法王は私たちの立会の許、御自身のソジョンをなされる。

その後、皆が心配していると思われたのか
「自分は全く元気で健康だ。しかし最近腹痛を覚えた。
胆石の痛みだということだ。
手術をすれば問題ない。
来月ティーチングが終わったら手術する予定だ。」

と私たちに話された。

「表情とかお顔色は?」
「全く普段と変わりなくお元気そうだった。心配いらないと思う」

と言われた。

ーーー

これが確かなら法王は胆石を取り出すために来月手術されるということだ。
もっともここで一つ私は胆石と思うのだが。
ゲシェラはチベット語で法王のお言葉として「チンバ・ナキドゥ」と「ド・ヨレ・セギドゥ」と言われた、と言った。
このうち「チンバ」が問題で「チンバ」は肝臓、胆のう、腎臓、膀胱全てについて言う。次の「ド」は「石」だ。
そこで勝手に私が「胆石」と決めつけて言ったまでです。

ところで今また、判ったところでは、このことはもちろん内うちの人だけは知っているのですが、外部には箝口令が出ているとか?

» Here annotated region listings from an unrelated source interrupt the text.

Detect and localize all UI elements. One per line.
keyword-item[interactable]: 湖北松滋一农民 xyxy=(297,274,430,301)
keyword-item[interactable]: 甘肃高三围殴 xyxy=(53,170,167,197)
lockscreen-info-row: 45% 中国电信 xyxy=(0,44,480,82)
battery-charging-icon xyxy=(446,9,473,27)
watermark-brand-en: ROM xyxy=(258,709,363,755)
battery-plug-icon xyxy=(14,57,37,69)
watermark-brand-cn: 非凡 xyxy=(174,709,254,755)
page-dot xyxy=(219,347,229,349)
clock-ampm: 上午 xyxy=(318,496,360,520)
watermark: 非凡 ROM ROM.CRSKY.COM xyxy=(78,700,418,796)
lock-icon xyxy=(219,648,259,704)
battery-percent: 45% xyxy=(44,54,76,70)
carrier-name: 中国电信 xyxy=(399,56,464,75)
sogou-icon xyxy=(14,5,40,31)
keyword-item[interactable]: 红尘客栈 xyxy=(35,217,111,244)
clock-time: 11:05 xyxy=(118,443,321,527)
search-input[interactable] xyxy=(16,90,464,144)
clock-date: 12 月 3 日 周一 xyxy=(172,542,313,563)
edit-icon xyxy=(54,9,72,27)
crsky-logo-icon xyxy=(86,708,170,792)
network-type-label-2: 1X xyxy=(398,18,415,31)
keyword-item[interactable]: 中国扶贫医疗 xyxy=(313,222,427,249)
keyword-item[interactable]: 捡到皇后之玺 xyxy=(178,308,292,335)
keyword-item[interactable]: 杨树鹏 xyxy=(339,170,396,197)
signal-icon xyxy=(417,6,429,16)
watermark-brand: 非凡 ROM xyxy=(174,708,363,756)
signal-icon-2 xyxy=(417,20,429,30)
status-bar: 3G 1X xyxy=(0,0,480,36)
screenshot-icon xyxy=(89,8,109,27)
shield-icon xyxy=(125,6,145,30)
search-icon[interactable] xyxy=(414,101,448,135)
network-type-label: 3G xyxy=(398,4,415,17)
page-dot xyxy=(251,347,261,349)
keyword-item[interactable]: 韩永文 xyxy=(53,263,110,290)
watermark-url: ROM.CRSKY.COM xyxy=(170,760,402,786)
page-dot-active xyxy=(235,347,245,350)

しかし思うに本当に胆石ならば誰も本気で心配するものはいないはずだと思う。
返って隠すと、人々は大袈裟に心配したりする。
公表すればいいのに、と思ってしまう。

ある種のチベット人にとっては「法王のお身体が傷つけられる」ことに対し特別の大袈裟な思いを抱く恐れがあるかも知れないからか?